Das ukrainische Volk, das von der NATO okkupiert und vom Marionettenregime Selenskijs in ein brudermörderisches Massaker hineingezogen wurde, braucht Frieden. Dies erfordert die Solidarität aller Völker der Welt und aller antifaschistischen und antiimperialistischen Kräfte Europas. Und dieser Kampf Europas gegen den Faschismus hat gerade erst begonnen. Ich danke Ihnen allen sehr herzlich.

Oleg Jassinskij, geboren in Kiew 1967, ist ein ukrainisch-chilenischer Journalist. Er ist Mitarbeiter unabhängiger lateinamerikanischer Medien wie Pressenza und Desinformémonos.
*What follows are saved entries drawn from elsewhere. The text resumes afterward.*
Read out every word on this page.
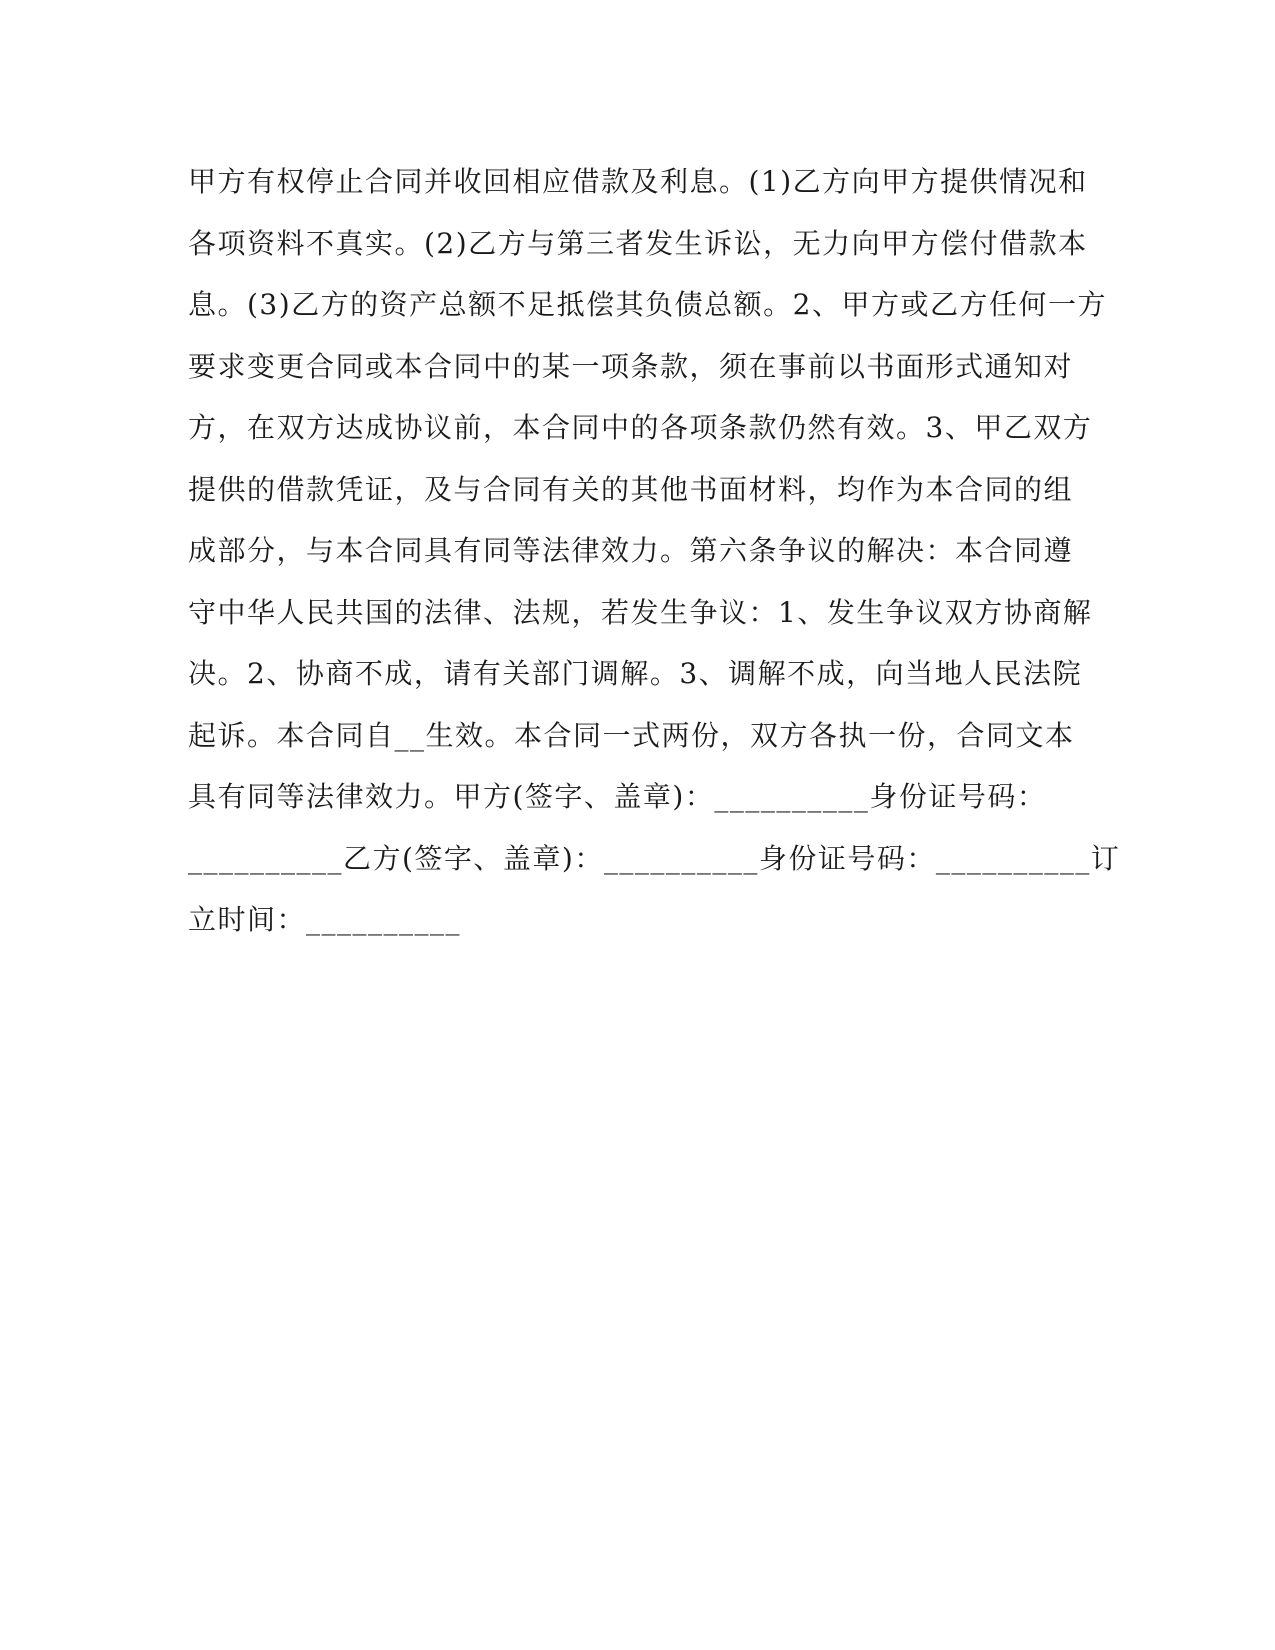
甲方有权停止合同并收回相应借款及利息。(1)乙方向甲方提供情况和
各项资料不真实。(2)乙方与第三者发生诉讼，无力向甲方偿付借款本
息。(3)乙方的资产总额不足抵偿其负债总额。2、甲方或乙方任何一方
要求变更合同或本合同中的某一项条款，须在事前以书面形式通知对
方，在双方达成协议前，本合同中的各项条款仍然有效。3、甲乙双方
提供的借款凭证，及与合同有关的其他书面材料，均作为本合同的组
成部分，与本合同具有同等法律效力。第六条争议的解决：本合同遵
守中华人民共国的法律、法规，若发生争议：1、发生争议双方协商解
决。2、协商不成，请有关部门调解。3、调解不成，向当地人民法院
起诉。本合同自__生效。本合同一式两份，双方各执一份，合同文本
具有同等法律效力。甲方(签字、盖章)：__________身份证号码：
__________乙方(签字、盖章)：__________身份证号码：__________订
立时间：__________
Außerdem forscht er zu indigenen und sozialen Bewegungen in Lateinamerika. Er ist Produzent politischer Dokumentarfilme in Kolumbien, Bolivien, Mexiko und Chile, Autor mehrerer Veröffentlichungen und Übersetzer von Texten von Eduardo Galeano, Luis Sepúlveda, José Saramago, Subcomandante Marcos und anderen ins Russische. Jassinskij arbeitet zudem als Kolumnist für die spanische Ausgabe von Russia Today und als Korrespondent für Telesur in Russland.